What about other drivers?
Using either of
- RMySQL::MySQL()
- DBI::dbDriver("MySQL")
will return DATETIME
objects as character
. So you'll need to manually convert to POSIXct in R yourself. For the sake of time & the length of this post I'm leaving that as a task for the reader, but the summary table shows the result of various driver combinations.
Inserting data - part 2
Now we insert data from R. Here we create a data.frame with two columns, one POSIXct and one character (to reflect the database structure)
df <- data.frame(
posix_datetime = as.POSIXct("2018-01-01 12:00:00")

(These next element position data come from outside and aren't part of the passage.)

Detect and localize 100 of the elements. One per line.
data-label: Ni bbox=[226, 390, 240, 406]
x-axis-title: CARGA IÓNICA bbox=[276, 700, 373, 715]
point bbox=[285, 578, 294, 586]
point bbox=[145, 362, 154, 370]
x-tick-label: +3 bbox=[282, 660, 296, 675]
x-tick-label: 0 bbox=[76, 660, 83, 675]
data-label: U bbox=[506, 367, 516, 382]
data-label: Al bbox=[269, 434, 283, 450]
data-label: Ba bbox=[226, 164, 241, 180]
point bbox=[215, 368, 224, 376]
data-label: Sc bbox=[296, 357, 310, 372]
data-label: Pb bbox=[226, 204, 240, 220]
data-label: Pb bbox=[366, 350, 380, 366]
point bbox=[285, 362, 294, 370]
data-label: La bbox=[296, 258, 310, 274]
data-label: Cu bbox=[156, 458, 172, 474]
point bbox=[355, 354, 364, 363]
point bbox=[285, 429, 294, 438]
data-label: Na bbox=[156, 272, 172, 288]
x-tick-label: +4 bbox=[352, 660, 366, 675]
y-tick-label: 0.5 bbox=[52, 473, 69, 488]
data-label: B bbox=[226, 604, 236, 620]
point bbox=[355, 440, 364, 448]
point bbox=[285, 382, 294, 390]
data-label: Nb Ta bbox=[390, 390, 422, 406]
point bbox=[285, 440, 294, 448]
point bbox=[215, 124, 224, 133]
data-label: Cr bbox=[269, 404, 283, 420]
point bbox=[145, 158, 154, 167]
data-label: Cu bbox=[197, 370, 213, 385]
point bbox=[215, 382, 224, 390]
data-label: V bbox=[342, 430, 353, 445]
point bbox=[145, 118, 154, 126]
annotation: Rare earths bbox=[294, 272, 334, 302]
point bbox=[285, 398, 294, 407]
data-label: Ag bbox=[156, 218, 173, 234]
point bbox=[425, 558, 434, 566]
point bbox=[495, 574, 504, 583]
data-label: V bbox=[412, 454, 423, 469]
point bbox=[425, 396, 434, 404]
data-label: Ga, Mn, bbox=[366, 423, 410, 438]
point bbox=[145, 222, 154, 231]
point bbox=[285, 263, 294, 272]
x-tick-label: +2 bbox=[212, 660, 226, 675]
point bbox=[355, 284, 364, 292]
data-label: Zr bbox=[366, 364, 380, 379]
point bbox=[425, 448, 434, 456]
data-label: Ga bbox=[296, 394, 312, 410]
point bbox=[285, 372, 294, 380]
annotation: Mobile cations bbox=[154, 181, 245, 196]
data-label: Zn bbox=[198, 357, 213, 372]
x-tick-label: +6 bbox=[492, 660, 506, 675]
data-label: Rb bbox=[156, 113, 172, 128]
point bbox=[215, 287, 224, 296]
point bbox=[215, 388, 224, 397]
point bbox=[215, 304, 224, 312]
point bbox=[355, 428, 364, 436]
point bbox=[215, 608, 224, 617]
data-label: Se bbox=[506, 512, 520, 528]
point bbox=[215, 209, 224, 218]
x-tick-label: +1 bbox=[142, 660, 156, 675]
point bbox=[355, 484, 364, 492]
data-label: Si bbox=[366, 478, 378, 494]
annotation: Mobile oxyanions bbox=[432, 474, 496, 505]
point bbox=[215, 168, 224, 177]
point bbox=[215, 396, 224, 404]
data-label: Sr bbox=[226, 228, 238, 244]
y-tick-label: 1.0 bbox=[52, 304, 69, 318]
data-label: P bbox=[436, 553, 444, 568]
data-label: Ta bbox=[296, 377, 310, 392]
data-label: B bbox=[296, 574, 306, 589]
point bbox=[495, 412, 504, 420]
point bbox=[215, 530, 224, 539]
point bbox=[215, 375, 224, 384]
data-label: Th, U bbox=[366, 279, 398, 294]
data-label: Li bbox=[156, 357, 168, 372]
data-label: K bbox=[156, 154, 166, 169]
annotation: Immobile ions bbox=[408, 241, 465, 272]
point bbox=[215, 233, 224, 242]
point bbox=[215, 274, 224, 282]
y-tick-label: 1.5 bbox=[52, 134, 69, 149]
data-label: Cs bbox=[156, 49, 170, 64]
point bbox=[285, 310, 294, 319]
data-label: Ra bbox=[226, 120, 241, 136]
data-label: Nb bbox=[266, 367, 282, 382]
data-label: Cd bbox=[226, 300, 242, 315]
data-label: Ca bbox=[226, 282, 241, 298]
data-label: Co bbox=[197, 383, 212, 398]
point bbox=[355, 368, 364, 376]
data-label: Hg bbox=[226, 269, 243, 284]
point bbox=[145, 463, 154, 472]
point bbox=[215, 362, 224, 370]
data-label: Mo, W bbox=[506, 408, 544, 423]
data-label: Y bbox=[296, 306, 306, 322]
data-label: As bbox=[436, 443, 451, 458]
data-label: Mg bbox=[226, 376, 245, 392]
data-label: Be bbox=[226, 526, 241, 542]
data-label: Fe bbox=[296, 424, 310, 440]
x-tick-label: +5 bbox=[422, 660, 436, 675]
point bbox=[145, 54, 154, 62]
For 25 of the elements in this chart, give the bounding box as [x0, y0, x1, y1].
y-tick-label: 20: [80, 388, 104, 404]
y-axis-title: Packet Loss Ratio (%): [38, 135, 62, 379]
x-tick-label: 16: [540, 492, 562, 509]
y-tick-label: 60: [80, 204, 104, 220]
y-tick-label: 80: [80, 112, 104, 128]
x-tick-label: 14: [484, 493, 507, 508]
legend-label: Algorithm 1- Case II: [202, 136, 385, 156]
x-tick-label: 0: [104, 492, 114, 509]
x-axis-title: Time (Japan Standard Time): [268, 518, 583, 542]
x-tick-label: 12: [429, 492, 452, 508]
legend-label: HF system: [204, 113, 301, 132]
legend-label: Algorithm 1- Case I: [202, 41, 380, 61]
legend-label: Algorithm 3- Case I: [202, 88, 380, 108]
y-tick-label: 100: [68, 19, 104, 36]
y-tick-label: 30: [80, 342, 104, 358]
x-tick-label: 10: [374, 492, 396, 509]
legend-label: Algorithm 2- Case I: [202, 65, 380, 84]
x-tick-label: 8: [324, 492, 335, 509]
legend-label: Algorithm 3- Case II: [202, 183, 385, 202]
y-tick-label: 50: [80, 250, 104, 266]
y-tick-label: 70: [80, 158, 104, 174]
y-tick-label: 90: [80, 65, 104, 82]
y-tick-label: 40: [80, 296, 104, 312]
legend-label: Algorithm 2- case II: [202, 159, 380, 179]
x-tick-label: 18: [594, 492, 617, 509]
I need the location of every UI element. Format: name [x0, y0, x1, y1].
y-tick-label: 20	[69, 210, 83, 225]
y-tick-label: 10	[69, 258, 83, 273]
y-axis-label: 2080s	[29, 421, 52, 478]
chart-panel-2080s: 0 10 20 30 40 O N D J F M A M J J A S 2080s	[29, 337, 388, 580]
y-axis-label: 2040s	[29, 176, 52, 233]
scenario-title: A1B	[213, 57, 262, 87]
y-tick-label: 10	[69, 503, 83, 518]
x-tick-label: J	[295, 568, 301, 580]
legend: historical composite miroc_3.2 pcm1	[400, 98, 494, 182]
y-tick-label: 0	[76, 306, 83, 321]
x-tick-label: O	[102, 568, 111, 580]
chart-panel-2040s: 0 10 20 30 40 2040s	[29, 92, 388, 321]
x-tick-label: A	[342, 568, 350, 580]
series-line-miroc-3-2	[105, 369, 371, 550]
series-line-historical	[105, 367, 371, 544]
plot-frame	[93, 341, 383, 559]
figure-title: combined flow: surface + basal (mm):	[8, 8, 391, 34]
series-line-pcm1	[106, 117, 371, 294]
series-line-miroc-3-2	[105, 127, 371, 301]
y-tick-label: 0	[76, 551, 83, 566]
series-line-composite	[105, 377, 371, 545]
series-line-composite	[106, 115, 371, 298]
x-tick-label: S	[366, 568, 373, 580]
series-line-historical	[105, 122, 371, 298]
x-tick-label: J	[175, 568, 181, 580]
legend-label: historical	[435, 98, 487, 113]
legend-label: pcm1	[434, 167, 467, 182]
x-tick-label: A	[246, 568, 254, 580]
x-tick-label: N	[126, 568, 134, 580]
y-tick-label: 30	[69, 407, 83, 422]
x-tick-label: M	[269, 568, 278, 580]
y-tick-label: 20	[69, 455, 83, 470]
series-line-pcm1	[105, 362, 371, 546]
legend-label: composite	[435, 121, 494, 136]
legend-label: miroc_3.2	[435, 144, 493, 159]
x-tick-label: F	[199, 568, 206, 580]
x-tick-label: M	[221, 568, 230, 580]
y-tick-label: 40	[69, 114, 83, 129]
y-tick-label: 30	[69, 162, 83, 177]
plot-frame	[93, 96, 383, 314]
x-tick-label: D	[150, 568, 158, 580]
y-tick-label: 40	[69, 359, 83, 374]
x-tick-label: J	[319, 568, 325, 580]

, posix_varchar = "2018-01-01 12:00:00"
)
RMariaDB::dbWriteTable(
conn = con_maria
, name = "tbl_time"
, value = df
, append = TRUE
)
What's going on here?
Well, we created our POSIXct object without setting the tz
argument. So it takes the default timezone of your R session, which in our case is Australia/Melbourne.
df$posix_datetime
# [1] "2018-01-01 12:00:00 AEDT"
Which then gets stored in the database as UTC.
If we set the tz
to UTC we can see it doesn't change when in the database
df <- data.frame(
posix_datetime = as.POSIXct("2018-01-01 12:00:00", tz = "UTC")
, posix_varchar = "2018-01-01 12:00:00"
)
RMariaDB::dbWriteTable(
conn = con_maria
, name = "tbl_time"
, value = df
, append = TRUE
)
Making sense?
Here's that summary table again, just to reinfoce the point
I get it. But what should I DO?
First rule of timezones - be careful, very careful.
Rule 2: Know the timezones of your server and your system and your data
Rule 3: Make sure the method you use to write your data is compatable with the method you will use to extract it.
- If you only have small data sets then writing/reading using the
MariaDB
driver is a good option. - The
MariaDB
write method uses row by row inserts so can be very slow if you have bigger datasets. In this case you will want to use aLOAD DATA INFILE
or similar to write the data in bulk chunks. In this case you will need to do a timezone conversion when reading the data in usingRMariaDB
drivers - Keep an eye on the online discussions. This issue is in active discussion on the
RMariaDB
github pages (see the links at the top of this post). Watch the discussion pages and package news to see if any changes are made in future.